Fleeing his father’s anger, Tom tumbles down a cliff and discovers a cave. Here he meets Donal O’Driscoll and they become friends. Donal’s family is welcoming. Theirs is a simple life, but there is mutual respect and kindness with everyone pulling their weight. Tom learns to make himself useful and feels valued in a way he doesn’t at home.
Donal’s father leads a band of smugglers evading English customs duties by buying goods from merchant ships before they reach port. When he invites Tom to join them, Tom is thrilled. Not only is this a real adventure but it will pay his father back for thinking him worthless.

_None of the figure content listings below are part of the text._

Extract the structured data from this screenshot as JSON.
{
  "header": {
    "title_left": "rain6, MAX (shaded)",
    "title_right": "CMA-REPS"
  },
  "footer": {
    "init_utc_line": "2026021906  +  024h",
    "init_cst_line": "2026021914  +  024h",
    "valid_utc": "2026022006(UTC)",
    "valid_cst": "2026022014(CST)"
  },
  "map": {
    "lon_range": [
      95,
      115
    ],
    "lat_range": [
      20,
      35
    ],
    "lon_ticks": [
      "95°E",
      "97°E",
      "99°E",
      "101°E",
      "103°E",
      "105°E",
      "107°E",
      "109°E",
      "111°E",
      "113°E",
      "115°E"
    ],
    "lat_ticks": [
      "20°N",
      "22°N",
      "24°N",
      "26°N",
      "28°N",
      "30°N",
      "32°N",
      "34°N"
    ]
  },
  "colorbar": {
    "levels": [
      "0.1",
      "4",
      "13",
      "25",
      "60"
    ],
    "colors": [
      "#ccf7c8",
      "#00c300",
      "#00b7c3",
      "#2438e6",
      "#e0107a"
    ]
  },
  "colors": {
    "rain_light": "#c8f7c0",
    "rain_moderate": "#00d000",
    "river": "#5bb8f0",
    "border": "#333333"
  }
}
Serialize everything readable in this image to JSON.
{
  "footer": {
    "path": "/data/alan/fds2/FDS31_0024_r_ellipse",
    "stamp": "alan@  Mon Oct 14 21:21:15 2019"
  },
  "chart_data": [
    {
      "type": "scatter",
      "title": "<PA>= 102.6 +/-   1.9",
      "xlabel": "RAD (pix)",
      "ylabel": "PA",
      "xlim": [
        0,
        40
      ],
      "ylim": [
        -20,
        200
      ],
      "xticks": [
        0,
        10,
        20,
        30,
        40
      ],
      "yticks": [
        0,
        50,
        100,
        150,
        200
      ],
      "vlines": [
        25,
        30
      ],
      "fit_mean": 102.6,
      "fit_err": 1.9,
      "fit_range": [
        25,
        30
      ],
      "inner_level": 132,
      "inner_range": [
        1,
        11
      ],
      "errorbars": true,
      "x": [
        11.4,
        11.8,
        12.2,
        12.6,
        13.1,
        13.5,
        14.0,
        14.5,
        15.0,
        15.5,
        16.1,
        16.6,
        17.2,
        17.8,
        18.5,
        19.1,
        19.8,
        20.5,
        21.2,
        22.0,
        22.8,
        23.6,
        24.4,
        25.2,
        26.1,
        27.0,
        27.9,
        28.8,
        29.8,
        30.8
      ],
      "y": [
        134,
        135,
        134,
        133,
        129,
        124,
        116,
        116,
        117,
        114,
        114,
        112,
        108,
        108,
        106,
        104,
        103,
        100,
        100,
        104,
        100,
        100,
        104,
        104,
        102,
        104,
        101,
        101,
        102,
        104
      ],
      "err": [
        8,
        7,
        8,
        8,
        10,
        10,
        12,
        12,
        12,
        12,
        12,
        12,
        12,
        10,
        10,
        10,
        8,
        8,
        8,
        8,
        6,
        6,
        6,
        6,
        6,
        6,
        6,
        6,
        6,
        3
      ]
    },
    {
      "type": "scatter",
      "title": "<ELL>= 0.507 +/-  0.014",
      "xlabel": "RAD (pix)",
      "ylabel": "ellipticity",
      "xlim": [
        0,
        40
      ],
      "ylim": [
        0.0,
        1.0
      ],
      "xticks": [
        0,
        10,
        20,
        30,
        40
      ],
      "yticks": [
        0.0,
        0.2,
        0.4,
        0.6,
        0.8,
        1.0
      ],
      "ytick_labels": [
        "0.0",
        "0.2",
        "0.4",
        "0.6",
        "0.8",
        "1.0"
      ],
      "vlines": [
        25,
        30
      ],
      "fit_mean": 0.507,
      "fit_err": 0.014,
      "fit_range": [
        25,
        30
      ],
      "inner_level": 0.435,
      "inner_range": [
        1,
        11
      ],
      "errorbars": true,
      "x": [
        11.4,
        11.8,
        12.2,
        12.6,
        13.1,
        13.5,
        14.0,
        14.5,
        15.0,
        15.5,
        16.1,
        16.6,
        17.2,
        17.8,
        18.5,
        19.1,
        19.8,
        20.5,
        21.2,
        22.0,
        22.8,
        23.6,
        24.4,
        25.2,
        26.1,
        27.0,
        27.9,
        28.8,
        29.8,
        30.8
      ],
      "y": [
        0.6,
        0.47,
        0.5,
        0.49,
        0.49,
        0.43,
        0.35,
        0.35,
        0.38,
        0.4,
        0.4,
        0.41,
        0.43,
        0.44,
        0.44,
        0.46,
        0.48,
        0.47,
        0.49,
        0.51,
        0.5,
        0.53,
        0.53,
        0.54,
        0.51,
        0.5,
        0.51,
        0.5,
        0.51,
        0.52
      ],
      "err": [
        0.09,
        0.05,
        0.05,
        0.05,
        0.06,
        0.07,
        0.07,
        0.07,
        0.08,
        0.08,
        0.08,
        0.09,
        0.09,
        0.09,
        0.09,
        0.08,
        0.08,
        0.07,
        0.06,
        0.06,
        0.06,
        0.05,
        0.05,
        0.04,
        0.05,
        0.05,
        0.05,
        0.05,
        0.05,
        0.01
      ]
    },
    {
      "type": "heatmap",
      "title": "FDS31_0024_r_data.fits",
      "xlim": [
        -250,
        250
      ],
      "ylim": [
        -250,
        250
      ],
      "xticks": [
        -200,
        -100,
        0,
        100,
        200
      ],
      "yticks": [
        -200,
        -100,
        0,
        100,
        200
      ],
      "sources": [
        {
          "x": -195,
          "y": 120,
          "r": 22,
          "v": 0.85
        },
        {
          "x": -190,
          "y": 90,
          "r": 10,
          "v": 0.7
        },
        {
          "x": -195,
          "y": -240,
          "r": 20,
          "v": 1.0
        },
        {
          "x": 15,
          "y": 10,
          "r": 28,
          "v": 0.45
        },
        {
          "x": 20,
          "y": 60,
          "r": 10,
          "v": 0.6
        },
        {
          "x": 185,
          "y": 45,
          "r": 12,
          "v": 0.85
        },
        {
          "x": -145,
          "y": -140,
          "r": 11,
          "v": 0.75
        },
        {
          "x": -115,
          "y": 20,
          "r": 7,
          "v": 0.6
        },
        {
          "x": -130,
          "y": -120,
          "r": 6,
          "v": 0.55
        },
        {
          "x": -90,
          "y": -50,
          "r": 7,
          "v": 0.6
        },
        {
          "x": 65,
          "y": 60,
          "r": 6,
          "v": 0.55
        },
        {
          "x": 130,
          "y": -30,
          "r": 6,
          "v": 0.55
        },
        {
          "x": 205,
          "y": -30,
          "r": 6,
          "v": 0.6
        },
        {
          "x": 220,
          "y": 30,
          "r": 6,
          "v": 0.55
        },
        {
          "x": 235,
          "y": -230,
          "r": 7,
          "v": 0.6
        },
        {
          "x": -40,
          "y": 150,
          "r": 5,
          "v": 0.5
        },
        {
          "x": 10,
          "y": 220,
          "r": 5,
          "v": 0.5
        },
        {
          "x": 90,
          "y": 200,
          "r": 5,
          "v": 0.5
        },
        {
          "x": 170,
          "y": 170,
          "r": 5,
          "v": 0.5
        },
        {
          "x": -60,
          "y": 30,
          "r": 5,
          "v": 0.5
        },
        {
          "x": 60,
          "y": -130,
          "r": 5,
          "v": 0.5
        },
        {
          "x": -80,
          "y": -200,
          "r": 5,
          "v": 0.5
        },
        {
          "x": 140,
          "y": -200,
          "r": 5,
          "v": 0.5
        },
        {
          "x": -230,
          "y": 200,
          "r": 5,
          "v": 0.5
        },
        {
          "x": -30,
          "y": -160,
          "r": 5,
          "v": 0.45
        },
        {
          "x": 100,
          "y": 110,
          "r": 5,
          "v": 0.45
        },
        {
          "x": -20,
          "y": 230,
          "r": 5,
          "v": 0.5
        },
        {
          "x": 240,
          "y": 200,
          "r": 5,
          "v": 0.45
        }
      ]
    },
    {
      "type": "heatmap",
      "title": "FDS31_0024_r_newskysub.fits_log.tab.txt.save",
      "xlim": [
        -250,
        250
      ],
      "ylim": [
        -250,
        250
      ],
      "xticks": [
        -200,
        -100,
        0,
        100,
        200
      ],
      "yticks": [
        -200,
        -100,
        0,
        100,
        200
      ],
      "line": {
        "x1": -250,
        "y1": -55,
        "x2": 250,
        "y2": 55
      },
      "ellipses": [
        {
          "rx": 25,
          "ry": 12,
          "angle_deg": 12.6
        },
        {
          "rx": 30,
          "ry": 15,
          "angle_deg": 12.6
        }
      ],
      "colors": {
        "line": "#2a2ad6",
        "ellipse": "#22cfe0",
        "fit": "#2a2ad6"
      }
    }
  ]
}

Back home, Tom’s father has invited the Earl of Cork to stay, hoping to impress him with his lavish lifestyle. The English government is suspicious of the Catholic gentry and wants to replace them with Protestant landowners. The Catholic Mr Flynn needs influential friends in Dublin. But is the Earl really on his side, or is he after the Flynn estate for one of his Protestant friends?
I read this book very happily; I enjoyed the adventure and, along with Tom, I learnt a lot about rural life. The author is also good at illuminating the grubby politics of the time. My one caveat is that I found it a touch too stereotyped with the poor but noble O’Driscolls, and the upper-middle class Mr Flynn being boorish in his treatment of Tom and fawning on the Earl of Cork.
However, I’m sure children of ten plus will just enjoy the exciting story.